NO FURTHER ACTION IS REQUESTED. MANY THANKS TO ALL WHO SENT APPEALS.

On 27 September 2022, by four votes to one, the Oklahoma Pardon and Parole Board rejected clemency for Benjamin Cole, who had been sentenced to death in 2004 for the murder of his nine-month-old daughter. Under Oklahoma law, the Governor cannot grant clemency without a recommendation from the Board to do so. Benjamin Cole’s lawyers turned to the courts to seek a determination on their client’s “competency for execution”. In the USA, it is unconstitutional to execute a person who lacks a rational understanding of the reason for and reality of their punishment. This standard has failed to prevent numerous people with serious mental disabilities, and with serious questions about their competency for execution, being put to death in the country. The courts ruled that Benjamin Cole, too, could be executed, finding that his lawyers had not made the necessary showing under state law to warrant a “competency trial”. 

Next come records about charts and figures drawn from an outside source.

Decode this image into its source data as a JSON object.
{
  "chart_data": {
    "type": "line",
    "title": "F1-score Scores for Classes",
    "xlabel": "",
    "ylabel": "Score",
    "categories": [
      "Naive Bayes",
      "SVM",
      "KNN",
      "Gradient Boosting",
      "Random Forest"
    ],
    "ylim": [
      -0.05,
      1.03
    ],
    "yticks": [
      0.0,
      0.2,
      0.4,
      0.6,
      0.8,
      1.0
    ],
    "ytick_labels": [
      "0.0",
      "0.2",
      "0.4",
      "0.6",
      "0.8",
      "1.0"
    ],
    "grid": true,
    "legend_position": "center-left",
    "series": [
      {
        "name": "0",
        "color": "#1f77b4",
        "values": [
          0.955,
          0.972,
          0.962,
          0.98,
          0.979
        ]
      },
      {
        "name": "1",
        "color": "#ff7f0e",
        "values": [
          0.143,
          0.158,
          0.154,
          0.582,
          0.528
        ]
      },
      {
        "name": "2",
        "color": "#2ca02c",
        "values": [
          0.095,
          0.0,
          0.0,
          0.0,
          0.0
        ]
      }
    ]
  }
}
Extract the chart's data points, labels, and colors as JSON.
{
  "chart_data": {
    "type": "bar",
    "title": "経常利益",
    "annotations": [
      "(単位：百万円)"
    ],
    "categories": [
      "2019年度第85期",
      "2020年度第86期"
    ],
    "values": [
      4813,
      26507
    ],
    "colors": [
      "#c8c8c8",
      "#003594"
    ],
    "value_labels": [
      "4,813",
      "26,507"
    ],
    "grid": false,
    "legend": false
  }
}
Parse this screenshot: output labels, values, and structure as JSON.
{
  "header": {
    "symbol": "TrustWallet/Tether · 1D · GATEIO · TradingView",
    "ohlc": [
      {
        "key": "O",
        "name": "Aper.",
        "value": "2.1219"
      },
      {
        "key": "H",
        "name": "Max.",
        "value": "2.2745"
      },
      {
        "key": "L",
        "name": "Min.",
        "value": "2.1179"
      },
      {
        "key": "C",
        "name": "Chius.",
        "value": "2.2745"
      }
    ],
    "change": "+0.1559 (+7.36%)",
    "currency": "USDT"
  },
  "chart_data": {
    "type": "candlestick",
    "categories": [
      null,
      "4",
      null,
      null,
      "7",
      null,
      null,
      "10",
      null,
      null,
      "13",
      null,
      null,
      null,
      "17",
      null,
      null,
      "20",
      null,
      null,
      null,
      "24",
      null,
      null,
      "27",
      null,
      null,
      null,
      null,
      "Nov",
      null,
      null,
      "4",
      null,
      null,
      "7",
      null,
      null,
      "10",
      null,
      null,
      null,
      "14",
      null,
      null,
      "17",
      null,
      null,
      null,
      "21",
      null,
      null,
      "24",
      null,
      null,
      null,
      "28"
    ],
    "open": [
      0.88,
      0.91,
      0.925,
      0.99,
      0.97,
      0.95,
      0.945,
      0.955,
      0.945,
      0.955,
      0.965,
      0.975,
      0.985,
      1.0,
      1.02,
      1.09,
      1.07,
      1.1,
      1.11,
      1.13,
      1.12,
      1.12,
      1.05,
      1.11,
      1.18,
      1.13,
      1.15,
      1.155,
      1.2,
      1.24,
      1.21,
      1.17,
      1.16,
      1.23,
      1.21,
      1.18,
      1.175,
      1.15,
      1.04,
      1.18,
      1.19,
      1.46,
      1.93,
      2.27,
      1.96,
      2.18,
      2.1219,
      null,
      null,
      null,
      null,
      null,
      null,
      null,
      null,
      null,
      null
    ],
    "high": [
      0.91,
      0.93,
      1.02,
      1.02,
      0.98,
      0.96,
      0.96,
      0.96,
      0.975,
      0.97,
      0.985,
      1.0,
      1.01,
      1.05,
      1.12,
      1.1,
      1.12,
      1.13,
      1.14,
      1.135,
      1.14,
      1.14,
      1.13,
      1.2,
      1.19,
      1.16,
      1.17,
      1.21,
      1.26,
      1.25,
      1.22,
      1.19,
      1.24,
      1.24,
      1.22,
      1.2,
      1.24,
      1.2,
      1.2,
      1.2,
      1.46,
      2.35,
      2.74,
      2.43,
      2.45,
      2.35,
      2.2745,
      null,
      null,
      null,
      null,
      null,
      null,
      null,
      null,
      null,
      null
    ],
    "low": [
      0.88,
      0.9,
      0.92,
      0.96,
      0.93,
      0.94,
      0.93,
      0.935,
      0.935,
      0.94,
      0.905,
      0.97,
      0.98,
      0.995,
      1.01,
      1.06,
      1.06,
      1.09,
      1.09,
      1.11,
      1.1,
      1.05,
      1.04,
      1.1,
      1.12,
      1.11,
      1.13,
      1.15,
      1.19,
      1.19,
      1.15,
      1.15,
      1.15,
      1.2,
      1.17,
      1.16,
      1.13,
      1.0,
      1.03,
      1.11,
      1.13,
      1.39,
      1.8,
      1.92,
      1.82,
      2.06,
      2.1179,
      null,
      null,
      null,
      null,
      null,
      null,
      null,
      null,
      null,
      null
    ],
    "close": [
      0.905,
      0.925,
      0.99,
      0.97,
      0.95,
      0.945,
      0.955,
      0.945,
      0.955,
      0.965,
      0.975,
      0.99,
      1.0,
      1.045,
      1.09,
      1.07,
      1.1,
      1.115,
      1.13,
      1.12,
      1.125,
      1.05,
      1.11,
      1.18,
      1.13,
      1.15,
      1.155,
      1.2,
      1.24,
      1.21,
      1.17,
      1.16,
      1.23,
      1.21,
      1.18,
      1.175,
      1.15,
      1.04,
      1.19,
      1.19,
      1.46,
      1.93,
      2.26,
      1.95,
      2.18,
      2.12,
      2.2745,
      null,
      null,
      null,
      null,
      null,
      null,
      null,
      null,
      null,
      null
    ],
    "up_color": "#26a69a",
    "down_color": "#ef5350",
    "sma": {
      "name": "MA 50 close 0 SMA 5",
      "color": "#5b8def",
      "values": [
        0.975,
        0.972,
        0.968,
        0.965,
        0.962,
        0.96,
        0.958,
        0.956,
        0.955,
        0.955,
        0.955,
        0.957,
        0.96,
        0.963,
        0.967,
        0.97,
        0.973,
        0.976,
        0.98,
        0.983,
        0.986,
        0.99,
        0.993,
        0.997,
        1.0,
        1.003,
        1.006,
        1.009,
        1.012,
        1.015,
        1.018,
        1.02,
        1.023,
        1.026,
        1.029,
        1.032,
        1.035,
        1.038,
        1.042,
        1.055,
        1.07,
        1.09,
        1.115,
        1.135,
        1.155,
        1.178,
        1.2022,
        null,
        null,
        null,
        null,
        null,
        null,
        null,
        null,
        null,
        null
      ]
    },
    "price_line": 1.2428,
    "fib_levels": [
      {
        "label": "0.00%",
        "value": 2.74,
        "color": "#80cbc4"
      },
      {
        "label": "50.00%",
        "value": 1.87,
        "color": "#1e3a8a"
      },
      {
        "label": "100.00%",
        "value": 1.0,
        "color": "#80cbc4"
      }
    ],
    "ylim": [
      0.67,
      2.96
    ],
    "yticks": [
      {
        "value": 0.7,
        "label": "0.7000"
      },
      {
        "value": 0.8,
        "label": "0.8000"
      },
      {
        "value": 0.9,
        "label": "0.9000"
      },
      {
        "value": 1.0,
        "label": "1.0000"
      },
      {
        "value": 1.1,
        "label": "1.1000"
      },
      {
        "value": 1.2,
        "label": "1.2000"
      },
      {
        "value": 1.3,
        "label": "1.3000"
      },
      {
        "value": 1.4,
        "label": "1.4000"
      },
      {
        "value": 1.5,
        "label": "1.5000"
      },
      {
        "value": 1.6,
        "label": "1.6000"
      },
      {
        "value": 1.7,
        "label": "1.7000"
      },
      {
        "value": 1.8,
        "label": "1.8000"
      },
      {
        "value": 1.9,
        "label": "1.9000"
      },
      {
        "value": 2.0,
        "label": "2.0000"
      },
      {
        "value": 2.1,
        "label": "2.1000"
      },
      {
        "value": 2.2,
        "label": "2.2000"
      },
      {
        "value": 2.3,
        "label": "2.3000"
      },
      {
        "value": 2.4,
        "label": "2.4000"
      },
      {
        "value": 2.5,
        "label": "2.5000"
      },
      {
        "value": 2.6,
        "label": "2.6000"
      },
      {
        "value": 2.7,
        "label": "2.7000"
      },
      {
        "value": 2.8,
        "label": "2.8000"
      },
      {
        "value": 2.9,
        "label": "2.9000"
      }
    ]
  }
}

After the execution, one his lawyers said: “Benjamin Cole was a person with serious mental illness whose schizophrenia and brain damage went undiagnosed and untreated for many years, eventually leading to the tragic crime for which he was executed. Over his years on death row, Ben slipped into a world of delusion and darkness. Although I represented him for many years, he was often unable to interact with my colleagues and me in any meaningful way. As Ben’s physical health deteriorated along with his mind, he became progressively more detached from reality, refusing to leave his cell, moving little and with difficulty, and rarely speaking to anyone. It is unconscionable that the State denied Ben a competency trial. Ben lacked a rational understanding of why Oklahoma took his life today.”

There have been 12 executions in the USA this year, four of them in Oklahoma. This brings to 1,552 the total number of executions there since the United States Supreme Court approved new capital statutes in 1976. Oklahoma accounts for 118 of these state sanctioned killings, second only to its neighbour, Texas. Together, Texas and Oklahoma account for 45 percent of all executions in the USA since 1976, and 58 percent of executions so far in 2022. There are currently 23 executions scheduled to take place in Oklahoma before the end of 2024.